Roundup Tracker

We add a feature to our tracker, that allows customers to log in and look at their issues and all the files associated with those issues. From there on, a customer information system can be built, that keeps the customer informed about his projects, milestones, files, urls, etc. With the new permission system we can intergrate this system into an existing tracker with a fine-grained access policy.

First we create a new hyperdb-class Customer and add a link-property to the User class that connects a login with a customer. Then, a new role "Customer" is introduced. Now we add a link-proprety to the Issue-class, so that a user with the role "Customer" is only allowed to view issues associated with the customer. Additionally, the user should be able to view files attached to those issues:

  • Class Customer:
    • Address data, etc.
  • Class User:
    • new link-property: Customer
    • new role: Customer
  • Class Issue:
    • new link-property: Customer

Now add templates for updating customers and add the link-properties to the templates user.item.html and issue.item.html. Set up a check to allow customers to view their issues and not a single issue more (schema.py):

# Create a new Role Customer and allow "Web Access"
db.security.addRole(name="Customer", description="A valued customer")
p = db.security.getPermission('Web Access')
db.security.addPermissionToRole('Customer', p)

# Customer may view issues concerning his company
def customer_issue(db, userid, itemid):
    if not itemid:
        # General access (e.g search, list) is denied.
        return 0
    issue_customer = db.issue.get(itemid, 'customer')
    user_customer = db.user.get(userid, 'customer')
    return issue_customer == user_customer

p = db.security.addPermission(name='View', klass='issue',
    check=customer_issue,
    description="Customer may view issues concerning his company")
db.security.addPermissionToRole('Customer', p)

Right so.
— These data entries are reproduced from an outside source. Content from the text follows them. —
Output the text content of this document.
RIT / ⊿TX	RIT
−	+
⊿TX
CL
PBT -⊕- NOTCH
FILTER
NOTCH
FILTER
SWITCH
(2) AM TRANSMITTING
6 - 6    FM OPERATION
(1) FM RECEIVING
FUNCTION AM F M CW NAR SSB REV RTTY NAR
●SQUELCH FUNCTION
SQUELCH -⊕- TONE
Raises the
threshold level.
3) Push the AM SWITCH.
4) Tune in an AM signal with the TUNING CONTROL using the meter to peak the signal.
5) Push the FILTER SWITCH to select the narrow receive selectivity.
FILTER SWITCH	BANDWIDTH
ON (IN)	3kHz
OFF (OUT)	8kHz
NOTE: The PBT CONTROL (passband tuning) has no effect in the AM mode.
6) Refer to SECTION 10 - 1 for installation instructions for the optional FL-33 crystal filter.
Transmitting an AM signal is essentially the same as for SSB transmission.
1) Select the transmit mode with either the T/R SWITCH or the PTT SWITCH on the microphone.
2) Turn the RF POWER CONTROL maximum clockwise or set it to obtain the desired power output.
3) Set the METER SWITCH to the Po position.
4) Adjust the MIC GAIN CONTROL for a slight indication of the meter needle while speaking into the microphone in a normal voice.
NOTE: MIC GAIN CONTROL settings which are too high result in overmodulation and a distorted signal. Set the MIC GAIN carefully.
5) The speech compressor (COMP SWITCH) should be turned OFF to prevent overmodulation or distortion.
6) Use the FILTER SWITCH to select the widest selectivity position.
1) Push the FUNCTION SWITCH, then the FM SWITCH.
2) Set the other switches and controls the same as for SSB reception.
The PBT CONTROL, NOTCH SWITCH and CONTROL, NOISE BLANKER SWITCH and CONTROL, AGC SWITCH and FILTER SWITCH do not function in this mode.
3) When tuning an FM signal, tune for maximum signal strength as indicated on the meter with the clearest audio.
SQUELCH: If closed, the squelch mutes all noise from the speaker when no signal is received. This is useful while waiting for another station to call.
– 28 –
Giving him access to the files needs a bit more db-fiddling (schema.py):

# Customer may view files associated to customer-issues
def customer_file(db, userid, itemid):
    if not itemid:
        # General access (e.g search, list) is denied.
        return 0

    issues_linking = db.issue.find(files=itemid)
    user_customer = db.user.get(userid, 'customer')
    for issue_id in issues_linking:
        issue_customer = db.issue.get(issue_id, 'customer')
        if issue_customer == user_customer:
            return 1
    return 0

p = db.security.addPermission(name='View', klass='file',
    check=customer_file,
    description="Customer may view files associated to customer-issues")
db.security.addPermissionToRole('Customer', p)

TODO: needs to limit permission so customers can't edit the customer, status or priority fields.

TODO: needs to protect messages as well as files.